Times are tough for some and about to get tough for a bunch more. Inflation is significantly outpacing wage growth and interest rates have been pushed up dramatically for the first time in many years. Sure, we seem willing to pay $4 or $5 for a gallon of fuel. And rents or purchase of housing are hitting all-time highs. But for now, we continue to spend our hard-earned money even as the stress is beginning to show.
It is not the first time our nation has been confronted with such a series of unfortunate events, and it probably won’t be the last. We can look to the past for guidance, if not a prediction, of what might be on the road ahead. Businesses and individuals alike will recess into a posture of preserving and holding onto the cash we have. Unnecessary expenses will be forestalled or permanently derailed. We might carry a bigger balance on the credit card thinking that cash-in-hand is always better than promised credit. In the most severe of cases, we might start delaying routine payments to our vendors just a bit past the due date.

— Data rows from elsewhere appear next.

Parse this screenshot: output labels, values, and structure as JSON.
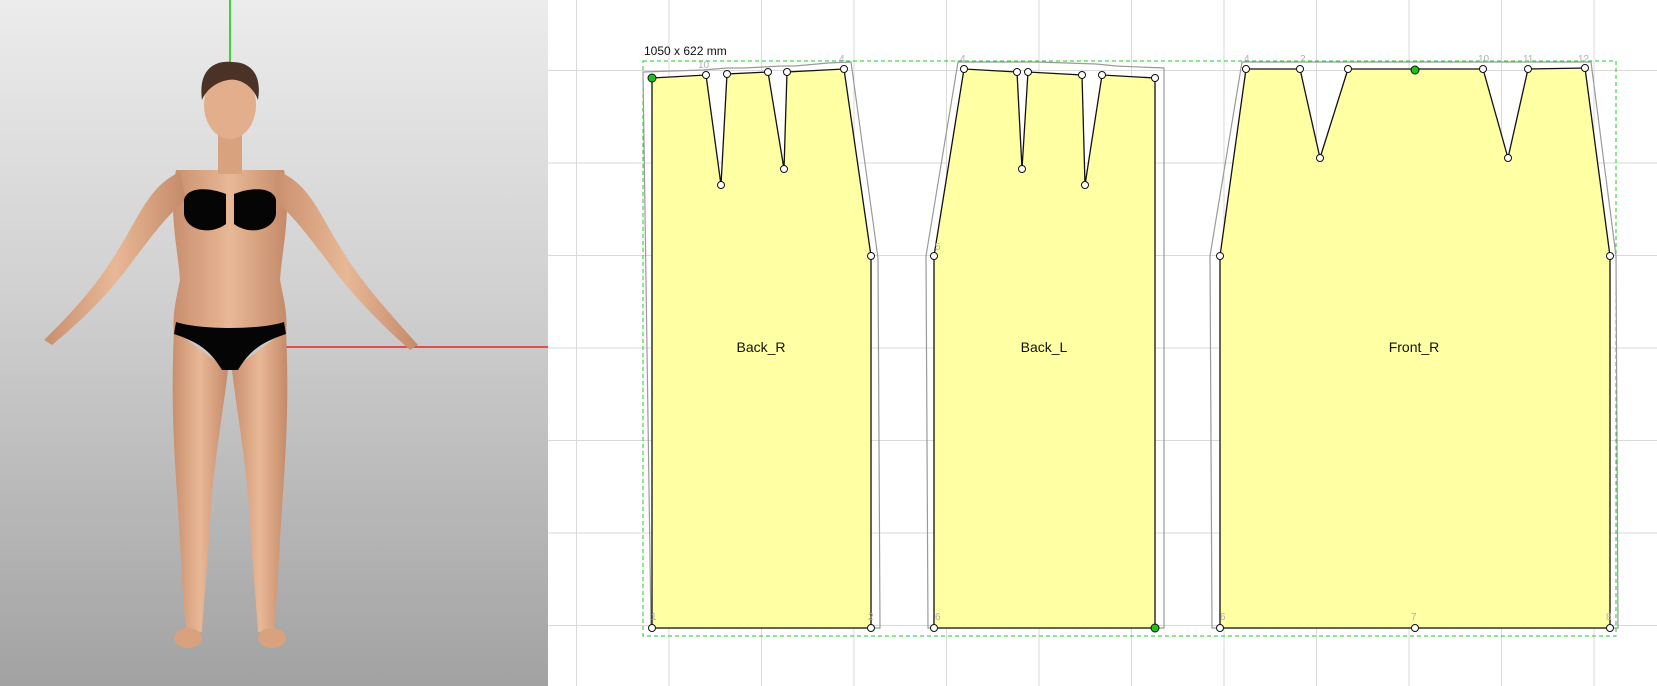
{
  "viewport2d": {
    "layout_size_label": "1050 x 622 mm",
    "pieces": [
      {
        "name": "Back_R"
      },
      {
        "name": "Back_L"
      },
      {
        "name": "Front_R"
      }
    ]
  },
  "colors": {
    "piece_fill": "#ffffa3",
    "piece_outline": "#111111",
    "seam_allowance": "#9a9a9a",
    "bounding_box": "#22cc22",
    "selected_point": "#19c419",
    "axis_y": "#00cc00",
    "axis_x": "#ee2222"
  },
  "icons": {
    "vertex": "circle-vertex-icon"
  }
}
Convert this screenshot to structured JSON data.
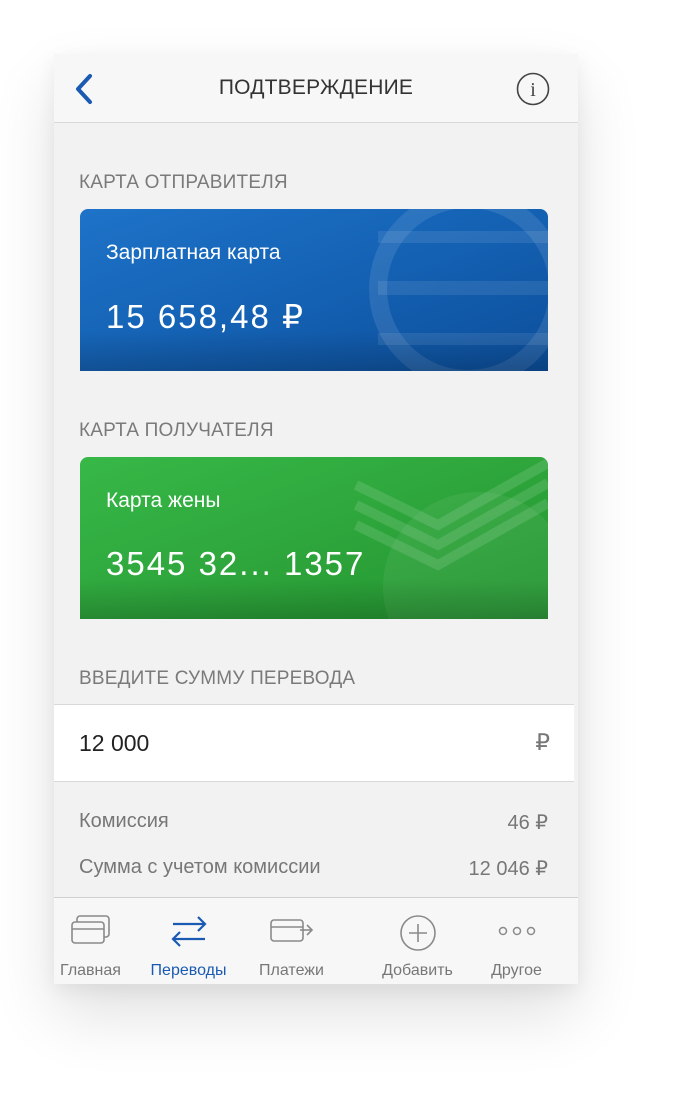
{
  "header": {
    "title": "ПОДТВЕРЖДЕНИЕ"
  },
  "sender": {
    "section_label": "КАРТА ОТПРАВИТЕЛЯ",
    "card_name": "Зарплатная карта",
    "card_value": "15 658,48 ₽",
    "color": "#1665b8"
  },
  "recipient": {
    "section_label": "КАРТА ПОЛУЧАТЕЛЯ",
    "card_name": "Карта жены",
    "card_value": "3545 32... 1357",
    "color": "#2ea63c"
  },
  "amount": {
    "section_label": "ВВЕДИТЕ СУММУ ПЕРЕВОДА",
    "value": "12 000",
    "currency": "₽"
  },
  "fees": {
    "commission_label": "Комиссия",
    "commission_value": "46 ₽",
    "total_label": "Сумма с учетом комиссии",
    "total_value": "12 046 ₽"
  },
  "tabbar": {
    "items": [
      {
        "label": "Главная",
        "icon": "cards-icon"
      },
      {
        "label": "Переводы",
        "icon": "transfer-arrows-icon",
        "active": true
      },
      {
        "label": "Платежи",
        "icon": "card-arrow-icon"
      },
      {
        "label": "Добавить",
        "icon": "plus-circle-icon"
      },
      {
        "label": "Другое",
        "icon": "more-dots-icon"
      }
    ],
    "active_color": "#1b5ab2"
  }
}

In some industries, the slowdown is already under way. As labor costs have skyrocketed and more consumers are unwilling to pay for the required increases, it leaves a significant gap. Business owners trim margins and end up being the bank for some of their customers. Would it be better to go to a vendor in advance disclosing that the squeeze is going to delay payment? Or is it better to keep the circumstance secret hoping that it all blows over? Is it passive aggressive, an indication of no other option, or a smart strategic move? How can the vendor make payroll if the customer takes too long? Who suffers most?